# For a simplicial set $X$, is the category of non-degenerate simplices of $X$ a full subcategory of the category of simplices of $X$?

I'm slightly confused, but I think you can help me. Let $X$ be a simplicial set. The category of simplices of $X$ and its subcategory of non-degenerate simplices are defined at http://ncatlab.org/nlab/show/category+of+simplices. Is this subcategory a full subcategory? I think it is, because I think that I can prove that it is, but as I don't really trust myself, I'd like to have your confirmation. What irritates me is that on the referred nLab page, and also in Hovey's "Model categories" (just before Lemma 3.1.4, which, by the way, had to be repaired slightly: see http://hopf.math.purdue.edu/Hovey/model-err.pdf), it is specifically emphasized that the morphisms be monomorphisms (or injective, respectively).

As far as I can tell you are correct.

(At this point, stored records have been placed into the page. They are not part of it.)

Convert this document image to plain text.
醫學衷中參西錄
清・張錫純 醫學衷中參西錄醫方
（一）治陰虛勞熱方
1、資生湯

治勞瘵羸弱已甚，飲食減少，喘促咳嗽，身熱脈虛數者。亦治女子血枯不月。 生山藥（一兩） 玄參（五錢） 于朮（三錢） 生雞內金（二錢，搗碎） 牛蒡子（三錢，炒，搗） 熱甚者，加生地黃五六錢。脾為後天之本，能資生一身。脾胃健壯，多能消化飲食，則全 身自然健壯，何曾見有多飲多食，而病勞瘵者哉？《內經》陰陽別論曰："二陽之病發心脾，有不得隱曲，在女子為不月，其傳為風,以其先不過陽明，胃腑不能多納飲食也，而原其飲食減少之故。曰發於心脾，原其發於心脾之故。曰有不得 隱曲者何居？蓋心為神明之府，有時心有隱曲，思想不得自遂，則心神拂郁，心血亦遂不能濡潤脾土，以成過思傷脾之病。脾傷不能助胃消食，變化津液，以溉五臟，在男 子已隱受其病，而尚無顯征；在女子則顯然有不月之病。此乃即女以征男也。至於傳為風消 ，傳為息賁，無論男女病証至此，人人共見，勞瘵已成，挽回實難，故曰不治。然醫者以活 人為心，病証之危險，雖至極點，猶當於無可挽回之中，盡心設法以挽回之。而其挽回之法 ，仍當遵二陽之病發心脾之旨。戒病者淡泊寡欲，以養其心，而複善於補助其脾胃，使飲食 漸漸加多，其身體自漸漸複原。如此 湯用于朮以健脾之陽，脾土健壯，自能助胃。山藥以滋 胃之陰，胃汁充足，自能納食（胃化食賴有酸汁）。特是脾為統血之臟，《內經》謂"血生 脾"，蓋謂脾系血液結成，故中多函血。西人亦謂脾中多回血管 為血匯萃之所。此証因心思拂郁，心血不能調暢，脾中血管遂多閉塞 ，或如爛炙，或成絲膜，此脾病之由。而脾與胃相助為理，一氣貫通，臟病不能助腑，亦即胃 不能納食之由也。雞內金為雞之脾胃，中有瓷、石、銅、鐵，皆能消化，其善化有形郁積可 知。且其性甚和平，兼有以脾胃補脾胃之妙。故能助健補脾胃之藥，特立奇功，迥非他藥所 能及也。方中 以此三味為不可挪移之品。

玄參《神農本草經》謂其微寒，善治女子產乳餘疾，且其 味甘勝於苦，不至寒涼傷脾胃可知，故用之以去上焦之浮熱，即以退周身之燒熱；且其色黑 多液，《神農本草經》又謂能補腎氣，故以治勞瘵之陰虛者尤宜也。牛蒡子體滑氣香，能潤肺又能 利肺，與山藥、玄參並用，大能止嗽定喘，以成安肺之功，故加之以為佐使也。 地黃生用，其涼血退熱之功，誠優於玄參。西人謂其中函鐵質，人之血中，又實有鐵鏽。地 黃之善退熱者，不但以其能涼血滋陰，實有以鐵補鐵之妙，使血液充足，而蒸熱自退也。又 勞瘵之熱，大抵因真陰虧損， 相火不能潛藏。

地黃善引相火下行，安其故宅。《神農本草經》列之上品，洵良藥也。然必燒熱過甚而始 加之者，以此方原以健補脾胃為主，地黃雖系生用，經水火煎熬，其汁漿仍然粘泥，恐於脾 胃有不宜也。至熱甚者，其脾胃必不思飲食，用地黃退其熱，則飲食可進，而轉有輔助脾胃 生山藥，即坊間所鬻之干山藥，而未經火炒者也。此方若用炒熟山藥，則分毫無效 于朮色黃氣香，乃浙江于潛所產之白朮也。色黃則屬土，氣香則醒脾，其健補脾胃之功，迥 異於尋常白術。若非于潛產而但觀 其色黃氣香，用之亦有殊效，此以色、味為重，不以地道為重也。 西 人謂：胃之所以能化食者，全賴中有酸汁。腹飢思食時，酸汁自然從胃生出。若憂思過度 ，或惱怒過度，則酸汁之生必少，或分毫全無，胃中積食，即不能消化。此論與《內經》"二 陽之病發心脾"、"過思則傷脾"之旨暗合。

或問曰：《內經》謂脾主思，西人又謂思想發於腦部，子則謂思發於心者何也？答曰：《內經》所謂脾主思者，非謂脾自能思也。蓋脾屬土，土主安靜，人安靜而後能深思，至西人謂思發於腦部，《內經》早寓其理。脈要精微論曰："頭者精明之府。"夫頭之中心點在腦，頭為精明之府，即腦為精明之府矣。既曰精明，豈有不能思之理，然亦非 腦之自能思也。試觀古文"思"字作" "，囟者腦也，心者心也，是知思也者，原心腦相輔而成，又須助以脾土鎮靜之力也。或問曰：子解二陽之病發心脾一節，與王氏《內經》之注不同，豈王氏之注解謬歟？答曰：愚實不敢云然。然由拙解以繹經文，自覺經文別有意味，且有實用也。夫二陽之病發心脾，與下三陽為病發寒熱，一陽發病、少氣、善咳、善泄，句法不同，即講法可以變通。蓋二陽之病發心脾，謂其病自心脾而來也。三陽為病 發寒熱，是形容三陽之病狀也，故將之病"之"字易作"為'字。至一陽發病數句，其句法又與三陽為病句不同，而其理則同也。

In fact, any map in the category of simplices coming out of a nondegenerate simplex must be injective. If $a:\Delta^n\to X$ is a nondegenerate simplex and $f:\Delta^n\to\Delta^m$ is a map to some other simplex $b:\Delta^m\to X$, factor $f=hg$ as a surjection followed by an injection. If $g$ is not the identity, then it makes $a$ a degeneracy of the simplex $bh$ in $X$. Thus $g=1$ and $f=h$ is injective.